Scaling with Single Threading
The free lunch is over. To speed up applications we are told we must write multithreaded programs and avoid mutable state. Functional programming can help with it’s immutable state. There’s also Erlang with the Actor model or Clojure with it’s software transactional memory. One other option to consider is single threading your code. Following are a few examples where single threading was used to scale applications.
When Sun built their new GUI toolkit, they choose to single thread all GUI events thru an event dispatch thread. One of the reasons they had for choosing this architecture was low overhead; toolkits that use threads can spend a substantial amount of time and space managing locks.
Node.js is the latest hot technology. Most web and application servers spawn a new thread for each connection. Each of those threads have memory overhead, which limits the number of connections a server can handle. Instead of threads, Node.js uses a single I/O event queue and fires an event handler for each connection. All user code is run in a single thread on the event queue. This limits the memory footprint of the server and minimizes the chances of deadlock. Nginx is a web server built using this architecture and has shown some amazing performance with little overhead.
For those who prefer sticking with Java, there is an attempt to port Node.JS to Java. Another alternative is to build your server using Netty, which an asynchronous event-driven network application framework built using NIO.
LMAX is a retail financial trading platform built using Java. A trading application like this needs to very low latency, there will be a large volume of trades that need to be processed quickly. The LMAX team ended up running all the business logic on a single thread with all of the data in memory. This single thread processes 6 million orders per second using commodity hardware. Disruptors receive messages and unmarshall, replicate and journal the input messages, then pass them along to the single threaded business logic processor. When the business logic processor completes the message, it passes it to an output distruptor that publishes the results. Martin Fowler wrote an excellent article on this architecture.
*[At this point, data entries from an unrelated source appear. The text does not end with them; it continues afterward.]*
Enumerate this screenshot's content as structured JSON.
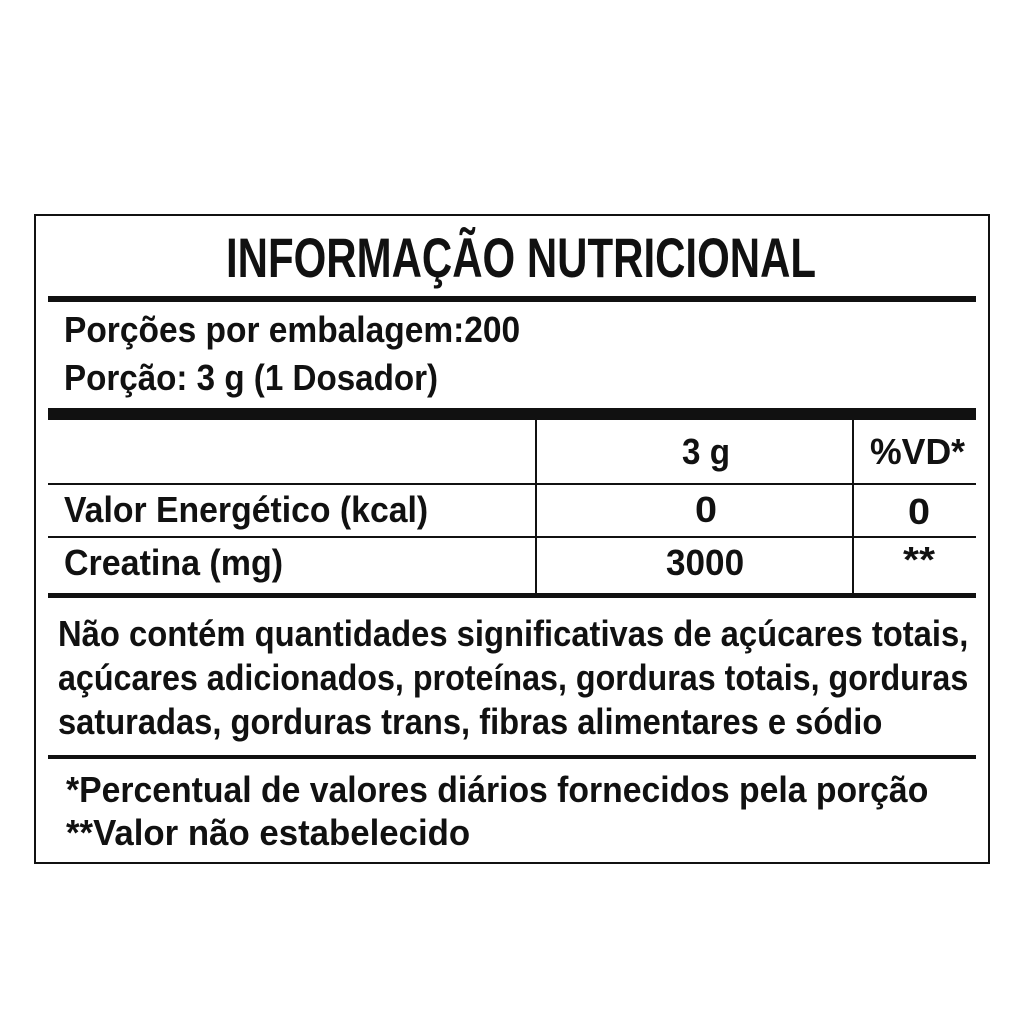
{
  "title": "INFORMAÇÃO NUTRICIONAL",
  "servings": {
    "per_package": "Porções por embalagem:200",
    "portion": "Porção: 3 g (1 Dosador)"
  },
  "table": {
    "headers": [
      "",
      "3 g",
      "%VD*"
    ],
    "rows": [
      {
        "name": "Valor Energético (kcal)",
        "amount": "0",
        "dv": "0"
      },
      {
        "name": "Creatina (mg)",
        "amount": "3000",
        "dv": "**"
      }
    ]
  },
  "note_lines": [
    "Não contém quantidades significativas de açúcares totais,",
    "açúcares adicionados, proteínas, gorduras totais, gorduras",
    "saturadas, gorduras trans, fibras alimentares e sódio"
  ],
  "footnotes": [
    "*Percentual de valores diários fornecidos pela porção",
    "**Valor não estabelecido"
  ]
}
I found the following footnote interesting:
An interesting side-note. While the LMAX team shares much of the current interest in functional programming, they believe that the OO approach provides a better approach for this kind of problem. They’ve noticed that as they work to write faster code, they move away from a functional style towards OO style. Partly this because of the copying of data that functional styles require to maintain immutability. But it’s also because objects provide a better model of a complex domain with a richer choice of data structures.
While a single threaded architecture may not fit every application, it is an important architecture to keep in your tool belt. If you are having trouble scaling your application, it is worth considering these examples.